Posted on October 8, 2011


Rebecca Puhl, Director of  Research at the Rudd Center for Food Policy and Obesity at Yale has coolly”observed”  what she termed “media frenzy” over Governor Chris Christie’s weight during the period of his considering a run for President.  She drew a parallel with other types of stereotyping such as  gender and race lending “weight” [pun intended – enjoy] to her thesis.

I anticipated some of the comments on Christie’s body weight that inevitably emerged in the press. I was surprised, however, at just how much his body weight dominated coverage. Even among reputable news organizations and political pundits, few could resist mocking Christie’s “puffed up body,” stereotyping him as undisciplined, or offering the unsolicited advice to “eat a salad and take a walk.”

Rather than his qualifications, reports often featured derogatory comments — some veiled, many not — fat jokes, weight-related puns and abundant stereotypes, providing a clear example of how socially acceptable weight bias and discrimination against obese persons have become in our society.

And now for a clouded conclusion to Ms Puhl’s thesis:

To be clear: There is no reason to assume that a person can’t be an effective political leader simply because of his or her body weight. Discounting an individual’s credentials, training, abilities or accomplishments because of body weight is discriminatory. And it communicates an unfair, harmful message that a person’s talents and contributions to society have lesser value if that person is obese. [CNN]
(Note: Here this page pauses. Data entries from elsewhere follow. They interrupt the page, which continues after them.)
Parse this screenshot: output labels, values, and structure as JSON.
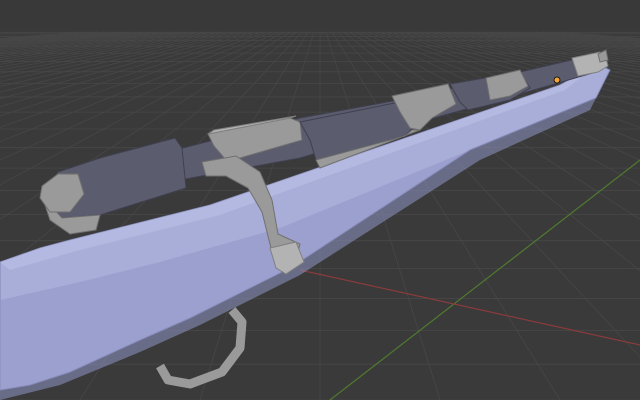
{
  "viewport": {
    "background_color": "#3a3a3a",
    "grid_color": "#474747",
    "x_axis_color": "#8a3b3b",
    "y_axis_color": "#4f7b2e"
  },
  "model": {
    "type": "rifle-mesh",
    "stock_color": "#a9aed9",
    "stock_shadow_color": "#8f95c4",
    "barrel_dark_color": "#5b5c6e",
    "metal_color": "#9a9a9a",
    "metal_light_color": "#b3b3b3",
    "origin_color": "#f2a33a"
  }
}
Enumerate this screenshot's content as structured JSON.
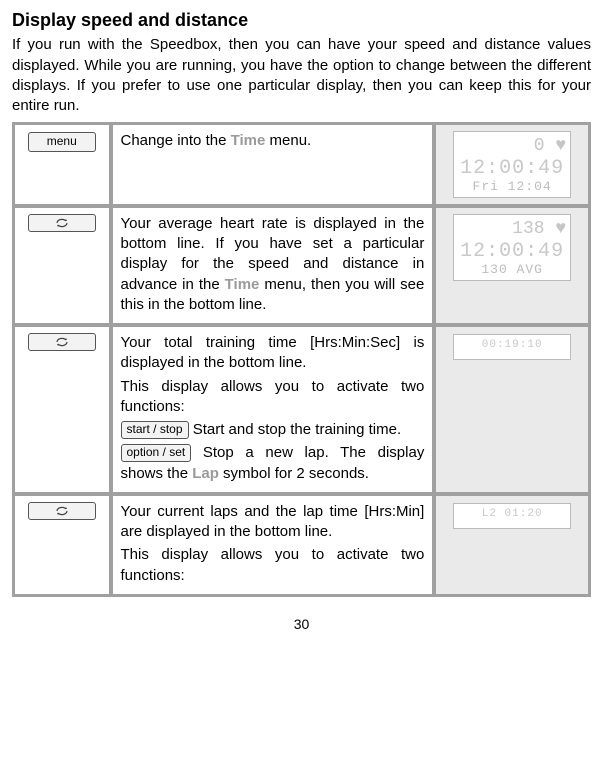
{
  "title": "Display speed and distance",
  "intro": "If you run with the Speedbox, then you can have your speed and distance values displayed. While you are running, you have the option to change between the different displays. If you prefer to use one particular display, then you can keep this for your entire run.",
  "rows": [
    {
      "button_type": "menu",
      "button_label": "menu",
      "desc": [
        {
          "text_before": "Change into the ",
          "gray": "Time",
          "text_after": " menu."
        }
      ],
      "screen": {
        "lines": [
          "0  ♥",
          "12:00:49",
          "Fri 12:04"
        ],
        "style": "full"
      }
    },
    {
      "button_type": "cycle",
      "desc": [
        {
          "text_before": "Your average heart rate is displayed in the bottom line. If you have set a particular display for the speed and distance in advance in the ",
          "gray": "Time",
          "text_after": " menu, then you will see this in the bottom line."
        }
      ],
      "screen": {
        "lines": [
          "138  ♥",
          "12:00:49",
          "130  AVG"
        ],
        "style": "full"
      }
    },
    {
      "button_type": "cycle",
      "desc": [
        {
          "text_before": "Your total training time [Hrs:Min:Sec] is displayed in the bottom line."
        },
        {
          "text_before": "This display allows you to activate two functions:"
        },
        {
          "inline_btn": "start / stop",
          "text_after": " Start and stop the training time."
        },
        {
          "inline_btn": "option / set",
          "text_after": " Stop a new lap. The display shows the ",
          "gray": "Lap",
          "tail": " symbol for 2 seconds."
        }
      ],
      "screen": {
        "lines": [
          "00:19:10"
        ],
        "style": "short"
      }
    },
    {
      "button_type": "cycle",
      "desc": [
        {
          "text_before": "Your current laps and the lap time [Hrs:Min] are displayed in the bottom line."
        },
        {
          "text_before": "This display allows you to activate two functions:"
        }
      ],
      "screen": {
        "lines": [
          "L2 01:20"
        ],
        "style": "short"
      }
    }
  ],
  "page": "30"
}
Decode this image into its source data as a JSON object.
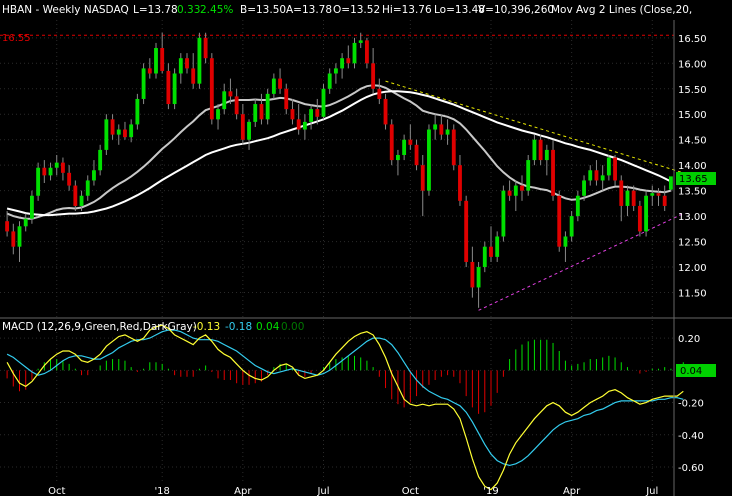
{
  "header": {
    "symbol": "HBAN - Weekly  NASDAQ",
    "low": "L=13.78",
    "change": "0.33",
    "change_pct": "2.45%",
    "bid": "B=13.50",
    "ask": "A=13.78",
    "open": "O=13.52",
    "high": "Hi=13.76",
    "lo": "Lo=13.48",
    "volume": "V=10,396,260",
    "study": "Mov Avg 2 Lines (Close,20,"
  },
  "colors": {
    "up": "#00e000",
    "down": "#e00000",
    "ma_fast": "#c8c8c8",
    "ma_slow": "#ffffff",
    "macd_line": "#ffff33",
    "signal_line": "#33ccee",
    "ref_line": "#e00000",
    "upper_trend": "#e6e600",
    "lower_trend": "#e040e0"
  },
  "ref_line_label": "16.55",
  "last_price_label": "13.65",
  "macd_header": {
    "title": "MACD (12,26,9,Green,Red,DarkGray)",
    "macd": "-0.13",
    "signal": "-0.18",
    "hist": "0.04",
    "extra": "0.00"
  },
  "macd_last_label": "0.04",
  "chart_data": [
    {
      "type": "candlestick",
      "title": "HBAN - Weekly  NASDAQ",
      "x_tick_labels": [
        "Oct",
        "'18",
        "Apr",
        "Jul",
        "Oct",
        "'19",
        "Apr",
        "Jul"
      ],
      "y_tick_labels": [
        "11.50",
        "12.00",
        "12.50",
        "13.00",
        "13.50",
        "14.00",
        "14.50",
        "15.00",
        "15.50",
        "16.00",
        "16.50"
      ],
      "ylim": [
        11.0,
        16.85
      ],
      "reference_line": 16.55,
      "grid": true,
      "ohlc": [
        [
          12.9,
          13.1,
          12.6,
          12.7
        ],
        [
          12.7,
          12.85,
          12.25,
          12.4
        ],
        [
          12.4,
          12.9,
          12.1,
          12.8
        ],
        [
          12.8,
          13.05,
          12.7,
          12.95
        ],
        [
          12.95,
          13.5,
          12.85,
          13.4
        ],
        [
          13.4,
          14.05,
          13.3,
          13.95
        ],
        [
          13.95,
          14.1,
          13.65,
          13.8
        ],
        [
          13.8,
          14.05,
          13.7,
          13.95
        ],
        [
          13.95,
          14.2,
          13.8,
          14.05
        ],
        [
          14.05,
          14.15,
          13.7,
          13.85
        ],
        [
          13.85,
          14.0,
          13.5,
          13.6
        ],
        [
          13.6,
          13.7,
          13.1,
          13.2
        ],
        [
          13.2,
          13.5,
          13.1,
          13.4
        ],
        [
          13.4,
          13.8,
          13.3,
          13.7
        ],
        [
          13.7,
          14.1,
          13.6,
          13.9
        ],
        [
          13.9,
          14.4,
          13.8,
          14.3
        ],
        [
          14.3,
          15.0,
          14.2,
          14.9
        ],
        [
          14.9,
          15.0,
          14.5,
          14.6
        ],
        [
          14.6,
          14.8,
          14.4,
          14.7
        ],
        [
          14.7,
          14.85,
          14.5,
          14.55
        ],
        [
          14.55,
          14.9,
          14.45,
          14.8
        ],
        [
          14.8,
          15.4,
          14.7,
          15.3
        ],
        [
          15.3,
          16.0,
          15.2,
          15.9
        ],
        [
          15.9,
          16.1,
          15.7,
          15.8
        ],
        [
          15.8,
          16.4,
          15.7,
          16.3
        ],
        [
          16.3,
          16.6,
          15.8,
          15.85
        ],
        [
          15.85,
          16.0,
          15.1,
          15.2
        ],
        [
          15.2,
          15.9,
          15.1,
          15.8
        ],
        [
          15.8,
          16.2,
          15.6,
          16.1
        ],
        [
          16.1,
          16.2,
          15.8,
          15.9
        ],
        [
          15.9,
          16.2,
          15.5,
          15.6
        ],
        [
          15.6,
          16.6,
          15.5,
          16.5
        ],
        [
          16.5,
          16.6,
          16.0,
          16.1
        ],
        [
          16.1,
          16.2,
          14.8,
          14.9
        ],
        [
          14.9,
          15.2,
          14.7,
          15.1
        ],
        [
          15.1,
          15.6,
          15.0,
          15.45
        ],
        [
          15.45,
          15.7,
          15.2,
          15.35
        ],
        [
          15.35,
          15.5,
          14.9,
          15.0
        ],
        [
          15.0,
          15.2,
          14.4,
          14.5
        ],
        [
          14.5,
          14.9,
          14.3,
          14.85
        ],
        [
          14.85,
          15.3,
          14.75,
          15.2
        ],
        [
          15.2,
          15.4,
          14.8,
          14.9
        ],
        [
          14.9,
          15.5,
          14.8,
          15.4
        ],
        [
          15.4,
          15.8,
          15.3,
          15.7
        ],
        [
          15.7,
          15.9,
          15.4,
          15.5
        ],
        [
          15.5,
          15.6,
          15.0,
          15.1
        ],
        [
          15.1,
          15.3,
          14.8,
          14.9
        ],
        [
          14.9,
          15.2,
          14.6,
          14.7
        ],
        [
          14.7,
          15.0,
          14.5,
          14.85
        ],
        [
          14.85,
          15.2,
          14.7,
          15.1
        ],
        [
          15.1,
          15.3,
          14.8,
          14.95
        ],
        [
          14.95,
          15.6,
          14.9,
          15.5
        ],
        [
          15.5,
          15.9,
          15.4,
          15.8
        ],
        [
          15.8,
          16.0,
          15.6,
          15.9
        ],
        [
          15.9,
          16.2,
          15.7,
          16.1
        ],
        [
          16.1,
          16.35,
          15.9,
          16.0
        ],
        [
          16.0,
          16.5,
          15.9,
          16.4
        ],
        [
          16.4,
          16.6,
          16.3,
          16.45
        ],
        [
          16.45,
          16.5,
          15.9,
          16.0
        ],
        [
          16.0,
          16.3,
          15.4,
          15.5
        ],
        [
          15.5,
          15.7,
          15.2,
          15.3
        ],
        [
          15.3,
          15.4,
          14.7,
          14.8
        ],
        [
          14.8,
          14.9,
          14.0,
          14.1
        ],
        [
          14.1,
          14.3,
          13.8,
          14.2
        ],
        [
          14.2,
          14.6,
          14.1,
          14.5
        ],
        [
          14.5,
          14.8,
          14.3,
          14.4
        ],
        [
          14.4,
          14.5,
          13.9,
          14.0
        ],
        [
          14.0,
          14.2,
          13.0,
          13.5
        ],
        [
          13.5,
          14.8,
          13.4,
          14.7
        ],
        [
          14.7,
          15.0,
          14.5,
          14.8
        ],
        [
          14.8,
          15.0,
          14.5,
          14.6
        ],
        [
          14.6,
          14.9,
          14.4,
          14.7
        ],
        [
          14.7,
          14.8,
          13.9,
          14.0
        ],
        [
          14.0,
          14.2,
          13.2,
          13.3
        ],
        [
          13.3,
          13.4,
          12.0,
          12.1
        ],
        [
          12.1,
          12.4,
          11.4,
          11.6
        ],
        [
          11.6,
          12.1,
          11.2,
          12.0
        ],
        [
          12.0,
          12.5,
          11.9,
          12.4
        ],
        [
          12.4,
          12.8,
          12.1,
          12.2
        ],
        [
          12.2,
          12.7,
          12.1,
          12.6
        ],
        [
          12.6,
          13.6,
          12.5,
          13.5
        ],
        [
          13.5,
          13.7,
          13.3,
          13.4
        ],
        [
          13.4,
          13.7,
          13.1,
          13.6
        ],
        [
          13.6,
          13.8,
          13.3,
          13.5
        ],
        [
          13.5,
          14.2,
          13.4,
          14.1
        ],
        [
          14.1,
          14.6,
          14.0,
          14.5
        ],
        [
          14.5,
          14.6,
          14.0,
          14.1
        ],
        [
          14.1,
          14.4,
          13.8,
          14.3
        ],
        [
          14.3,
          14.5,
          13.3,
          13.4
        ],
        [
          13.4,
          13.5,
          12.3,
          12.4
        ],
        [
          12.4,
          12.7,
          12.1,
          12.6
        ],
        [
          12.6,
          13.1,
          12.5,
          13.0
        ],
        [
          13.0,
          13.5,
          12.9,
          13.4
        ],
        [
          13.4,
          13.8,
          13.3,
          13.7
        ],
        [
          13.7,
          14.0,
          13.6,
          13.9
        ],
        [
          13.9,
          14.1,
          13.6,
          13.7
        ],
        [
          13.7,
          14.0,
          13.5,
          13.8
        ],
        [
          13.8,
          14.2,
          13.7,
          14.15
        ],
        [
          14.15,
          14.2,
          13.6,
          13.7
        ],
        [
          13.7,
          13.8,
          12.9,
          13.2
        ],
        [
          13.2,
          13.6,
          13.0,
          13.5
        ],
        [
          13.5,
          13.6,
          13.1,
          13.2
        ],
        [
          13.2,
          13.3,
          12.6,
          12.7
        ],
        [
          12.7,
          13.5,
          12.6,
          13.4
        ],
        [
          13.4,
          13.6,
          13.2,
          13.45
        ],
        [
          13.45,
          13.55,
          13.2,
          13.4
        ],
        [
          13.4,
          13.6,
          13.1,
          13.2
        ],
        [
          13.52,
          13.76,
          13.48,
          13.78
        ]
      ],
      "series": [
        {
          "name": "",
          "values": [
            13.05,
            13.0,
            12.97,
            12.95,
            12.95,
            12.98,
            13.02,
            13.07,
            13.12,
            13.15,
            13.16,
            13.15,
            13.17,
            13.22,
            13.28,
            13.36,
            13.46,
            13.55,
            13.63,
            13.7,
            13.78,
            13.87,
            13.97,
            14.08,
            14.2,
            14.32,
            14.42,
            14.53,
            14.65,
            14.76,
            14.86,
            14.98,
            15.08,
            15.12,
            15.16,
            15.21,
            15.26,
            15.28,
            15.28,
            15.28,
            15.29,
            15.28,
            15.28,
            15.3,
            15.32,
            15.31,
            15.28,
            15.24,
            15.2,
            15.18,
            15.16,
            15.15,
            15.18,
            15.23,
            15.29,
            15.35,
            15.42,
            15.5,
            15.55,
            15.57,
            15.56,
            15.52,
            15.45,
            15.38,
            15.31,
            15.25,
            15.17,
            15.07,
            15.03,
            15.0,
            14.98,
            14.95,
            14.9,
            14.82,
            14.7,
            14.56,
            14.42,
            14.28,
            14.13,
            13.98,
            13.86,
            13.76,
            13.68,
            13.62,
            13.58,
            13.56,
            13.53,
            13.51,
            13.46,
            13.4,
            13.35,
            13.32,
            13.33,
            13.36,
            13.4,
            13.45,
            13.5,
            13.55,
            13.58,
            13.58,
            13.57,
            13.55,
            13.52,
            13.5,
            13.49,
            13.48,
            13.47,
            13.5
          ]
        },
        {
          "name": "",
          "values": [
            13.15,
            13.12,
            13.09,
            13.06,
            13.04,
            13.03,
            13.02,
            13.02,
            13.03,
            13.04,
            13.05,
            13.05,
            13.06,
            13.07,
            13.09,
            13.12,
            13.15,
            13.19,
            13.24,
            13.29,
            13.35,
            13.41,
            13.48,
            13.55,
            13.63,
            13.71,
            13.78,
            13.85,
            13.92,
            13.99,
            14.06,
            14.13,
            14.2,
            14.25,
            14.29,
            14.33,
            14.37,
            14.4,
            14.42,
            14.44,
            14.47,
            14.5,
            14.53,
            14.57,
            14.62,
            14.66,
            14.7,
            14.74,
            14.78,
            14.82,
            14.86,
            14.9,
            14.95,
            15.01,
            15.07,
            15.14,
            15.21,
            15.28,
            15.34,
            15.39,
            15.42,
            15.44,
            15.45,
            15.45,
            15.44,
            15.43,
            15.41,
            15.38,
            15.35,
            15.31,
            15.27,
            15.23,
            15.19,
            15.14,
            15.09,
            15.04,
            14.99,
            14.94,
            14.89,
            14.84,
            14.8,
            14.76,
            14.72,
            14.68,
            14.65,
            14.62,
            14.58,
            14.55,
            14.51,
            14.47,
            14.43,
            14.4,
            14.36,
            14.33,
            14.3,
            14.26,
            14.22,
            14.18,
            14.14,
            14.1,
            14.05,
            14.0,
            13.95,
            13.9,
            13.85,
            13.8,
            13.74,
            13.68
          ]
        }
      ],
      "trendlines": [
        {
          "name": "",
          "from": [
            61,
            15.65
          ],
          "to": [
            109,
            13.85
          ]
        },
        {
          "name": "",
          "from": [
            76,
            11.15
          ],
          "to": [
            109,
            13.05
          ]
        }
      ]
    },
    {
      "type": "line",
      "title": "MACD (12,26,9,Green,Red,DarkGray)",
      "y_tick_labels": [
        "0.20",
        "0.00",
        "-0.20",
        "-0.40",
        "-0.60"
      ],
      "ylim": [
        -0.78,
        0.3
      ],
      "grid": true,
      "series": [
        {
          "name": "",
          "values": [
            0.05,
            -0.02,
            -0.08,
            -0.1,
            -0.07,
            -0.02,
            0.03,
            0.07,
            0.1,
            0.12,
            0.12,
            0.1,
            0.06,
            0.05,
            0.07,
            0.1,
            0.15,
            0.18,
            0.21,
            0.22,
            0.2,
            0.18,
            0.2,
            0.25,
            0.27,
            0.28,
            0.26,
            0.22,
            0.2,
            0.18,
            0.16,
            0.2,
            0.22,
            0.18,
            0.13,
            0.1,
            0.08,
            0.04,
            0.0,
            -0.03,
            -0.05,
            -0.06,
            -0.04,
            0.0,
            0.03,
            0.04,
            0.02,
            -0.03,
            -0.05,
            -0.04,
            -0.03,
            0.0,
            0.05,
            0.1,
            0.14,
            0.18,
            0.21,
            0.23,
            0.24,
            0.22,
            0.16,
            0.08,
            -0.02,
            -0.1,
            -0.18,
            -0.21,
            -0.22,
            -0.21,
            -0.22,
            -0.21,
            -0.21,
            -0.21,
            -0.24,
            -0.3,
            -0.42,
            -0.55,
            -0.66,
            -0.72,
            -0.74,
            -0.7,
            -0.62,
            -0.52,
            -0.45,
            -0.4,
            -0.35,
            -0.3,
            -0.26,
            -0.22,
            -0.2,
            -0.22,
            -0.26,
            -0.28,
            -0.26,
            -0.23,
            -0.2,
            -0.18,
            -0.16,
            -0.13,
            -0.12,
            -0.14,
            -0.17,
            -0.19,
            -0.21,
            -0.2,
            -0.18,
            -0.17,
            -0.16,
            -0.16,
            -0.16,
            -0.13
          ]
        },
        {
          "name": "",
          "values": [
            0.1,
            0.08,
            0.05,
            0.02,
            -0.01,
            -0.03,
            -0.02,
            0.0,
            0.03,
            0.06,
            0.08,
            0.09,
            0.09,
            0.08,
            0.07,
            0.07,
            0.09,
            0.11,
            0.14,
            0.16,
            0.18,
            0.19,
            0.19,
            0.2,
            0.22,
            0.24,
            0.25,
            0.25,
            0.24,
            0.22,
            0.2,
            0.19,
            0.19,
            0.19,
            0.18,
            0.16,
            0.14,
            0.12,
            0.09,
            0.06,
            0.03,
            0.01,
            -0.01,
            -0.02,
            -0.01,
            0.0,
            0.01,
            0.0,
            -0.01,
            -0.02,
            -0.03,
            -0.02,
            0.0,
            0.03,
            0.06,
            0.09,
            0.12,
            0.15,
            0.18,
            0.2,
            0.2,
            0.19,
            0.16,
            0.11,
            0.05,
            -0.01,
            -0.06,
            -0.1,
            -0.13,
            -0.15,
            -0.17,
            -0.18,
            -0.2,
            -0.22,
            -0.26,
            -0.32,
            -0.39,
            -0.46,
            -0.52,
            -0.56,
            -0.58,
            -0.59,
            -0.58,
            -0.56,
            -0.53,
            -0.49,
            -0.45,
            -0.41,
            -0.37,
            -0.34,
            -0.32,
            -0.31,
            -0.3,
            -0.28,
            -0.27,
            -0.25,
            -0.24,
            -0.22,
            -0.2,
            -0.19,
            -0.19,
            -0.19,
            -0.19,
            -0.19,
            -0.19,
            -0.18,
            -0.18,
            -0.17,
            -0.17,
            -0.18
          ]
        }
      ]
    }
  ]
}
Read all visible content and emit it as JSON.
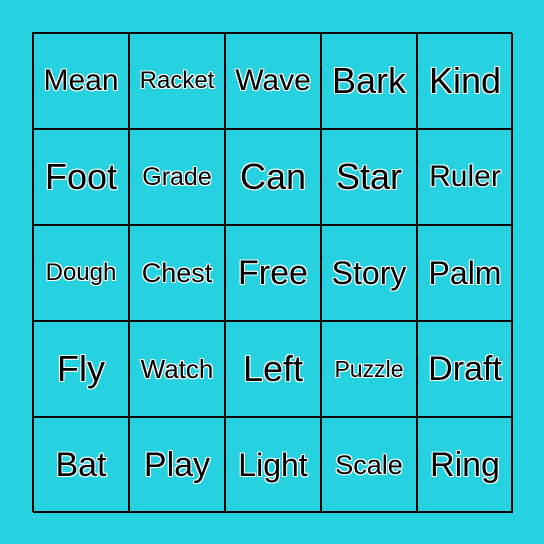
{
  "colors": {
    "background": "#26d2e0",
    "grid_lines": "#000000",
    "text": "#000000",
    "text_outline": "#ffffff"
  },
  "cells": [
    [
      "Mean",
      "Racket",
      "Wave",
      "Bark",
      "Kind"
    ],
    [
      "Foot",
      "Grade",
      "Can",
      "Star",
      "Ruler"
    ],
    [
      "Dough",
      "Chest",
      "Free",
      "Story",
      "Palm"
    ],
    [
      "Fly",
      "Watch",
      "Left",
      "Puzzle",
      "Draft"
    ],
    [
      "Bat",
      "Play",
      "Light",
      "Scale",
      "Ring"
    ]
  ]
}
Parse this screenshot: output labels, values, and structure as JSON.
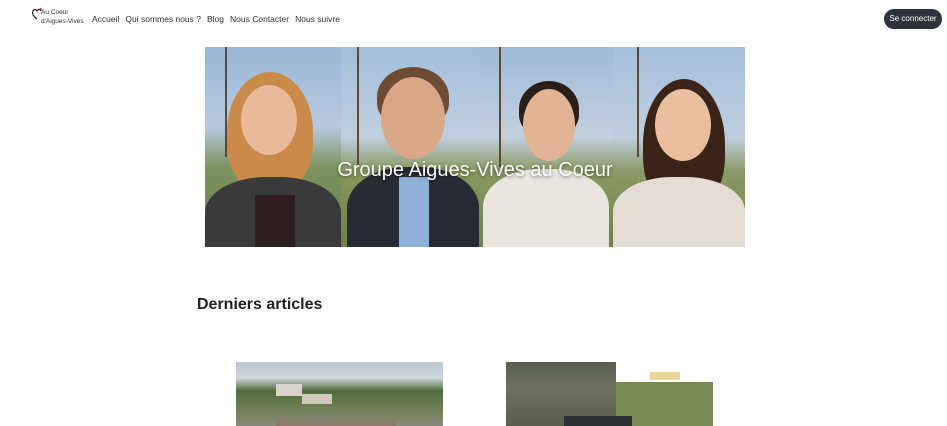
{
  "brand": {
    "logo_line1": "Au  Coeur",
    "logo_line2": "d'Aigues-Vives"
  },
  "nav": {
    "items": [
      {
        "label": "Accueil"
      },
      {
        "label": "Qui sommes nous ?"
      },
      {
        "label": "Blog"
      },
      {
        "label": "Nous Contacter"
      },
      {
        "label": "Nous suivre"
      }
    ]
  },
  "header": {
    "login_label": "Se connecter"
  },
  "hero": {
    "title": "Groupe Aigues-Vives au Coeur"
  },
  "articles": {
    "section_title": "Derniers articles"
  },
  "colors": {
    "button_bg": "#2e323a",
    "text": "#222222"
  }
}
Hold on Ms. Puhl.  There ARE two sides to every prejudice.  Too often the “prejudicor” himself/herself is being discriminated against for an opinion the motivation for which cannot so easily be assessed by researchers in support of the “prejudicee.”  While she gave quarter to the argument that some people were concerned for health reasons about Christie’s weight, she dismissed it as having been based on misconceptions about the correlation between health and weight.  This is ignorance, not prejudice Ms. Puhl

So let me “get this clear”:  If you DO take a politician’s policies and record as the primary reason for not wanting, say, Barack Obama to win another term, you are NOT prejudiced?   OK MSM and all of you liberals who see Conservatives as a monolith of racial bias with lack of intelligence:  you had better read this article so you know that if I don’t want Obama in the White House for another term because of his record, I AM NOT PREJUDICED!  Pick another parallel for the weight issue.

Afterword:

I have seen a picture of Ms. Puhl and I just don’t like her.  She looks like she needs some sun and a walk in the fresh air.  SamHenry is so superficial – or should that be “superfacial”?  How I love to torture the language!